🛡️ Home Insurance Calculator
Enter your home's rebuild value, location risk, deductible, and personal-property share for a rough estimate of your annual and monthly homeowners-insurance premium.
🏠 Value, Risk & Deductible
What is a Home Insurance Calculator?
It produces a quick homeowners-insurance ballpark by building a coverage amount from your dwelling (rebuild) value plus a share for personal property, then applying a base rate per $1,000 that reflects your location's risk band. It finishes by adjusting for your deductible — a higher one lowers the premium, a lower one raises it — to land on annual and monthly figures.
Use it to fold insurance into a home budget, see how a higher deductible could trim the cost, or compare neighborhoods.
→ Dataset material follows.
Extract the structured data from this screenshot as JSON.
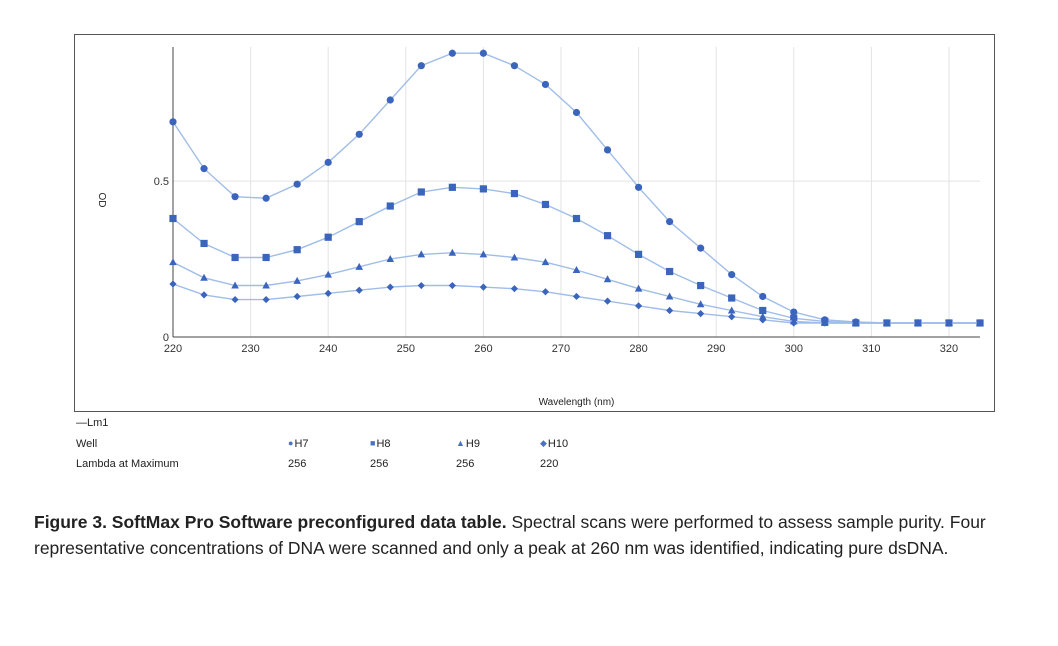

This is a rough estimate only — get an actual quote from an insurer before you rely on the number.
❓ Frequently Asked Questions
Should I insure for market value or rebuild cost?
For the dwelling coverage you want rebuild (replacement) cost — what it would take to reconstruct the home — not the market price, which includes the land. A home can be worth far more or less to buy than to rebuild, and insuring to market value often means paying for coverage you can't claim or, worse, being underinsured. Enter your estimated rebuild cost as the dwelling value.
How does the deductible affect the premium?
The deductible is what you pay out of pocket before coverage kicks in. Choosing a higher deductible lowers your annual premium because you're absorbing more of small claims yourself, while a low deductible raises it. This calculator applies a discount for a $2,500-or-higher deductible and a surcharge for one under $1,000, mirroring how insurers typically price the trade-off.
What does location risk represent?
It's a coarse stand-in for the many geographic factors insurers weigh — wildfire, flood and storm exposure, crime, distance to a fire station, and local claim history. A high-risk area carries a higher base rate per $1,000 of coverage than a low-risk one. Pick the band that best fits your area to nudge the estimate in the right direction.
How accurate is this estimate?
It's a rough ballpark for budgeting only. Real premiums depend on dozens of underwriting details — roof age and material, claims and credit history, security systems, and specific perils — that no simple tool captures. Get an actual quote from an insurer before relying on the number.